We use a single, global study as the source of both dietary emissions and energy availability18. As the data reflect energy availability, it is not subject to individual-level under-reporting present in survey data that would (falsely) deflate estimates of excess energy required for walking and cycling. Whilst estimates of energy availability will result in an overestimate of the energy intake required, they more accurately reflect the emissions associated with additional energy intake as they account for the amount of food lost and wasted prior to consumption. This means that our estimates implicitly account for food waste, assuming that food waste patterns do not change under increased active travel.
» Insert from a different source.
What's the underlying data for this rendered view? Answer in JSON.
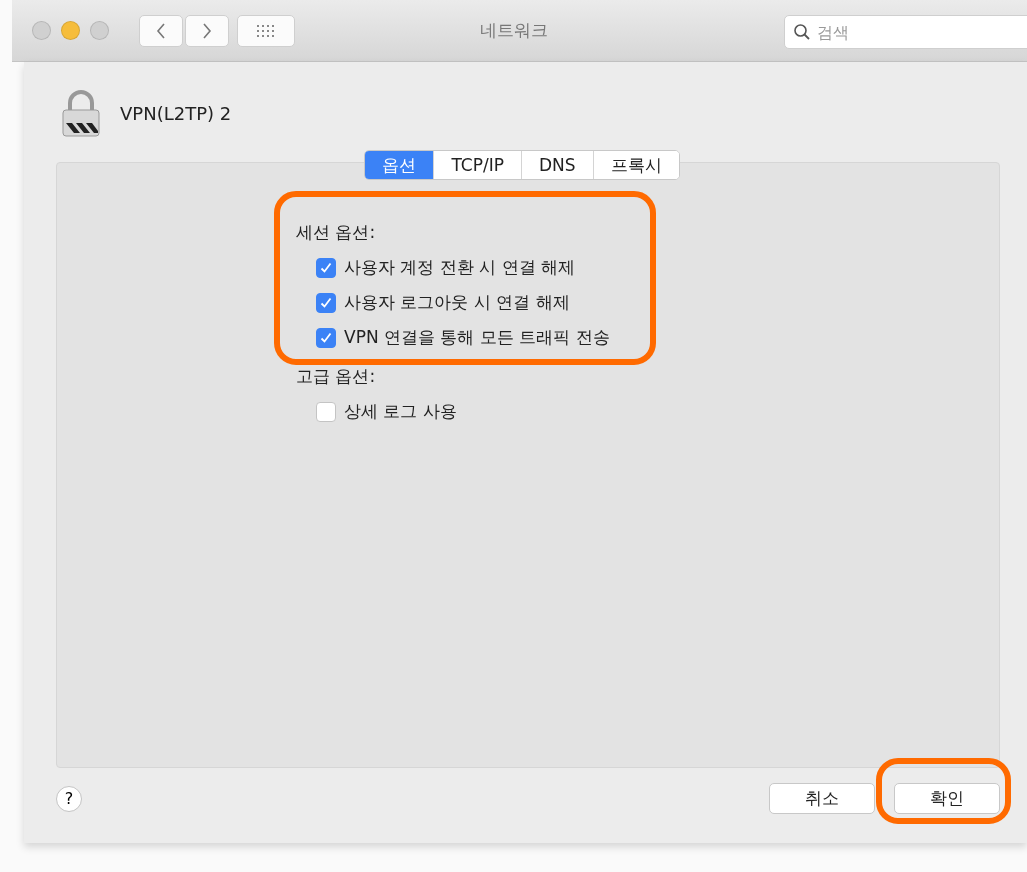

The estimates of dietary GHG emissions used are based on grouping countries at similar levels of economic development, using a consistent methodology. However, these results may mask variation in the dietary greenhouse gas emissions between countries with similar levels of economic development. This means that the true variation in emissions associated with walking and cycling is likely to be wider than represented here.
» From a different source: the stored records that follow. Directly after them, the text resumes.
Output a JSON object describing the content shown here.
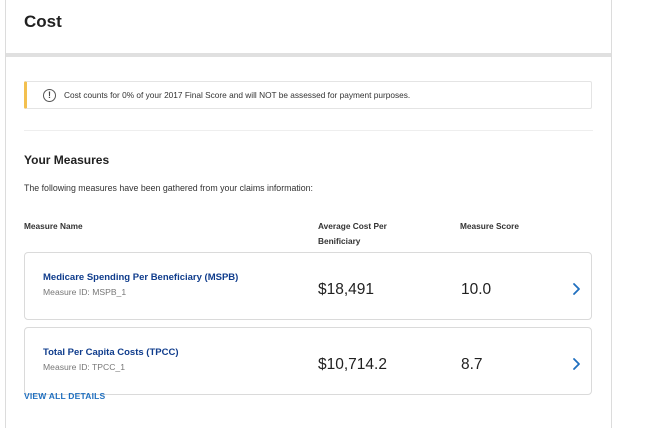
{
  "header": {
    "title": "Cost"
  },
  "alert": {
    "icon": "info-icon",
    "icon_glyph": "!",
    "message": "Cost counts for 0% of your 2017 Final Score and will NOT be assessed for payment purposes.",
    "accent_color": "#f3c04f"
  },
  "measures": {
    "title": "Your Measures",
    "description": "The following measures have been gathered from your claims information:",
    "columns": {
      "name": "Measure Name",
      "cost": "Average Cost Per Benificiary",
      "score": "Measure Score"
    },
    "rows": [
      {
        "name": "Medicare Spending Per Beneficiary (MSPB)",
        "id": "Measure ID: MSPB_1",
        "cost": "$18,491",
        "score": "10.0"
      },
      {
        "name": "Total Per Capita Costs (TPCC)",
        "id": "Measure ID: TPCC_1",
        "cost": "$10,714.2",
        "score": "8.7"
      }
    ],
    "view_all": "VIEW ALL DETAILS"
  },
  "colors": {
    "link": "#1f6fbf",
    "measure_name": "#0f3c8c",
    "chevron": "#1f6fbf"
  }
}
We explore the sensitivity of our results to assumptions around compensation of energy intake by modelling BMI changes and estimated emissions per km for a population based on a UK cohort study. The UK study was selected as it was the only longitudinal study we identified that presented sufficient data to estimate the extent of compensatory energy behaviour. However, our estimates of compensatory behaviour are based on aggregate results and not an analysis conducted at the individual level. As neither diet nor energy intake were assessed in the study, the observed change in weight may easily be confounded by other lifestyle changes accompanying transport mode shift (e.g. change in diet, income, or family circumstance). The reported change in BMI corresponds to a wide range in compensatory energy intake that is likely to be highly heterogeneous across individuals. The sensitivity of emissions estimates to compensatory behaviours in our example clearly demonstrates the need for better quantification of BMI changes and compensatory behaviour in the context of active transport.
If increased energy expenditure from active transport was not fully compensated, then both the food-related emissions associated with active transport will be lower and a (modest) contribution will be made to lowering obesity rates. Given the high impact of obesity on healthcare systems, and the high emissions associated with healthcare (e.g. 10% of total emissions in the USA25), the indirect benefits of active transport (such as through reduced health system burdens) onto emissions may be substantial, and warrant further research.